The US Commerce Department has approved the application of countervailing duties to Chinese exports of coated paper, ending a 23-year policy of not applying CVDs to non-market economies. The FT says the move has weakened the dollar. Emmanuel thinks the US may be unleashing a trade war.
CVDs are the economically appropriate response to damaging subsidization (which may or may not be what’s happening here) and authorized under WTO rules, so the US action is not a blatant act of protectionism.
Here’s a helpful GAO backgrounder explaining some of the complications the move may involve:
Commerce could reclassify China as a market economy or individual Chinese industries as “market oriented” and apply CVDs against China as a market economy. Commerce has criteria for such determinations, but said that China is unlikely to satisfy them in the near term. It could also reverse its 1984 position and apply CVDs without any change in China’s NME status. However, absent a congressional grant of authority, such a decision could be challenged in court, with uncertain results. World Trade Organization (WTO) rules do not explicitly preclude either alternative.
Commerce would face challenges, regardless of the alternative adopted. Chinese subsidies remain difficult to identify and measure. Employing third-country information or “facts available” may help, but would not eliminate these difficulties. Commerce lacks clear authority to fully implement China’s WTO commitment on use of third-country information in CVD cases.
What happens next?
China will have a window of seven days to decide whether it wants to negotiate a suspension agreement with the United States. We have a funny feeling you should be on the lookout for this, since a suspension agreement would let China avoid the technical decision of U.S. anti-subsidy duties, which it clearly wants to avoid.

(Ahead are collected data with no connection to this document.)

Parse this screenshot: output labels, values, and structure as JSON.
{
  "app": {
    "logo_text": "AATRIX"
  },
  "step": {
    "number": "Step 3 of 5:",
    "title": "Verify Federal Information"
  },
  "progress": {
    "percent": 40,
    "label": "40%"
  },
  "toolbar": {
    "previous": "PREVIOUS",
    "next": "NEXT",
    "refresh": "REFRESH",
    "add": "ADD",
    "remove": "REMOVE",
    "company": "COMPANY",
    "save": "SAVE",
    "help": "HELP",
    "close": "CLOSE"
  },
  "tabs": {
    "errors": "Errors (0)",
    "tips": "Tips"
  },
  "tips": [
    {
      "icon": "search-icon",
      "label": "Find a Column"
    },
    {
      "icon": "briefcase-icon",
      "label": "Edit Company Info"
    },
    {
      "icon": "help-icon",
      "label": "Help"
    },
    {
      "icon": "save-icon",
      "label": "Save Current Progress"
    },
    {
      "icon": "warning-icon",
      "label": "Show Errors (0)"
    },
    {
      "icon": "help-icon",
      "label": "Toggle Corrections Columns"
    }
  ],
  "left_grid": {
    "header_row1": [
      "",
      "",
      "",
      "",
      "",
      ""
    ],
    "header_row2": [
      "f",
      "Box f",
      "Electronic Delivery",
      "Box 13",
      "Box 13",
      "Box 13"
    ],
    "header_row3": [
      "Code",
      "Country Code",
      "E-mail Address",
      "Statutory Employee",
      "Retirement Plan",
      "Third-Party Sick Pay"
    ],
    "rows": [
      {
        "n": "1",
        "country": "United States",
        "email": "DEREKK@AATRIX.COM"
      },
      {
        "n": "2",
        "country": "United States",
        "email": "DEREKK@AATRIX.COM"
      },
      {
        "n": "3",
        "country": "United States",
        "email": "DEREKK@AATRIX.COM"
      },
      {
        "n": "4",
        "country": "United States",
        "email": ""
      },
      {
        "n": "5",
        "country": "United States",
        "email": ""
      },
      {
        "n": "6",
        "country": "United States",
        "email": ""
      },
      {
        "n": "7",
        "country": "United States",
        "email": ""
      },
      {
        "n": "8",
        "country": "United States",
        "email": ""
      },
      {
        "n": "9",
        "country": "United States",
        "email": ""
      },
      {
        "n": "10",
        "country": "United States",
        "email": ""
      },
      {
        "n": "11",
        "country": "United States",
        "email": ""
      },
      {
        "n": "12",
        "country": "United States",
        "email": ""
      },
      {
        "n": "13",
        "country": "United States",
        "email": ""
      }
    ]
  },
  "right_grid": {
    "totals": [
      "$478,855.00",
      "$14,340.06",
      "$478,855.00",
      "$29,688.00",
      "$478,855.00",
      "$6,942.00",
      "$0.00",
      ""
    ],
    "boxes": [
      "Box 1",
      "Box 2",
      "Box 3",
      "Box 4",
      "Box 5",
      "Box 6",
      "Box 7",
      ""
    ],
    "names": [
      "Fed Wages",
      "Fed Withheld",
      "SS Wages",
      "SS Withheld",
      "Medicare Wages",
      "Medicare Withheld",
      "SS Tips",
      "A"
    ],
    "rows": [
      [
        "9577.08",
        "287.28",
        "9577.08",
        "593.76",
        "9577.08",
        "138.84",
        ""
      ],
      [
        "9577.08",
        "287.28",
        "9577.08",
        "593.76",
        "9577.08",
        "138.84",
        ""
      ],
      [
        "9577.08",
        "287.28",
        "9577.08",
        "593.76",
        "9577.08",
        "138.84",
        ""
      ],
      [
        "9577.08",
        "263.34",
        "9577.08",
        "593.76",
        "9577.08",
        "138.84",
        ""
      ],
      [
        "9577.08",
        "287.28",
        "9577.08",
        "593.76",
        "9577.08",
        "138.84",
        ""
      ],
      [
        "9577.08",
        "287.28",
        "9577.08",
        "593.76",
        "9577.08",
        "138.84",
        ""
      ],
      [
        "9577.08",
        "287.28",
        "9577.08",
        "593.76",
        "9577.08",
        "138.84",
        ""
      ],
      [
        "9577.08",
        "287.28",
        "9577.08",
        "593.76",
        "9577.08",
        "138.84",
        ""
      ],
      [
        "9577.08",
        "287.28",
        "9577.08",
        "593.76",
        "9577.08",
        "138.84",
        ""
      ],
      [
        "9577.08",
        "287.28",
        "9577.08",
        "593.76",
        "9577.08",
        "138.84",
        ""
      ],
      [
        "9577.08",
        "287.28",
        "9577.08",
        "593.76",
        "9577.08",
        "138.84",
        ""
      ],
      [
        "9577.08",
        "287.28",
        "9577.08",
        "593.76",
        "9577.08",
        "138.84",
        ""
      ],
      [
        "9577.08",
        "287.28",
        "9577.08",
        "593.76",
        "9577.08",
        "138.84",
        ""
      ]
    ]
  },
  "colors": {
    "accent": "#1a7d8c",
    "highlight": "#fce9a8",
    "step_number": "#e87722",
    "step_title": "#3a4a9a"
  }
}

But a suspension agreement would come with a price – and that is likely to be a Chinese commitment to eliminate any of the subsides Commerce targets in its preliminary ruling, which could be tough.
The Department of Commerce press release is not very informative about the methodology used or particular subsidies identified, so I don’t have a clear understanding of the issue at this stage. Developing…
UPDATE: FT: ”’The Chinese side strongly demands the US to reconsider this decision and make prompt changes’… Beijing’s commerce ministry hinted it might consider retaliatory action for the new US duties, or if it is subjected to additional penalties.”